Fools

April 01, 2022

When I was growing up my father had a long-standing joke that seemed to work every year.  We would be seated at the breakfast table and dad would look outside and say, “Look at that big brown dog in our yard!”  My brother and I would run to the window to see the dog, and then my father would shout, “April Fools!”  As we got older the joke changed.  This was not because we caught on, but because we owned a big brown boxer dog named Lucky.  The joke became, “Look at that big black dog in our yard!”  It still worked into our Jr. High years.  I think this was the only joke my father could remember the punch line for.

When I looked online, I found April Fools Day, or April Fool’s Day, is an annual custom on 1 April consisting of practical jokes and hoaxes.  The jokester will often expose their actions by shouting “April Fools!” at the recipient.  Mass media can be involved in these pranks, which may be revealed as a prank the following day.  April 1 is not a public holiday in any country except Cyprus, where it is a national holiday (not April Fools’ Day but instead “Cyprus National Day”) and Odessa, Ukraine where the first of April is an official city holiday.  A disputed association between 1 April and foolishness is in Geoffrey Chaucer’s The Canterbury Tales (1392).  In the “Nun’s Priest’s Tale”, a vain cock Chauntecleer is tricked by a fox on “Since March began thirty days and two”, or 32 days since March began, which is 1 April.  In 1686, John Aubrey referred to the celebration as “Fooles holy day”, which is the first British reference.  On 1 April 1698, several people were tricked into going to the Tower of London to “see the Lions washed”.

Although no biblical scholar mentions a relationship, some expressed the belief that the origins of April Fools’ Day go back to the Genesis flood narrative.  The London Public Advertiser of March 13, 1769, printed: “The mistake of Noah sending the dove out of the ark before the water had abated, on the first day of April, and to perpetuate the memory of this deliverance it was thought proper, whoever forgot so remarkable a circumstance, to punish them by sending them upon some sleeveless errand similar to that ineffectual message upon which the bird was sent by the patriarch”.  Then in a 1908 edition of the Harper’s Weekly cartoonist Bertha R. McDonald wrote: “Authorities gravely back with it to the time of Noah and the ark.”  It seems the origin of the day is just as obtuse as the tricks that are played.

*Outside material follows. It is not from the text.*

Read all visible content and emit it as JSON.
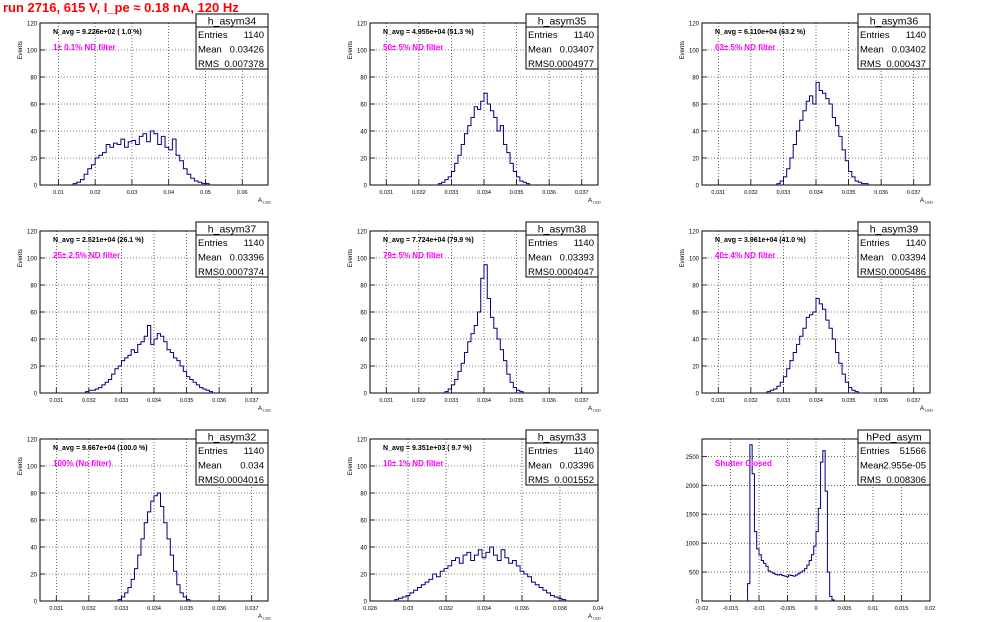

THOUGHTS:  One of my best April Fools jokes happened when I was working for the State of Utah.  I sent a memo to my boss outlining an illegal action taken by one of the companies we were having trouble with.  He read the beginning of the memo and stormed into his boss’s office to declare the atrocity.  His boss took the time to finish the memo, and the last line read, “April Fools!”  While this was a memorable prank, my boss failed to see the humor.  Do the work.  Follow the science.  Change is coming and it starts with you.

btw: Did you happen to see the big black dog that was in your yard today?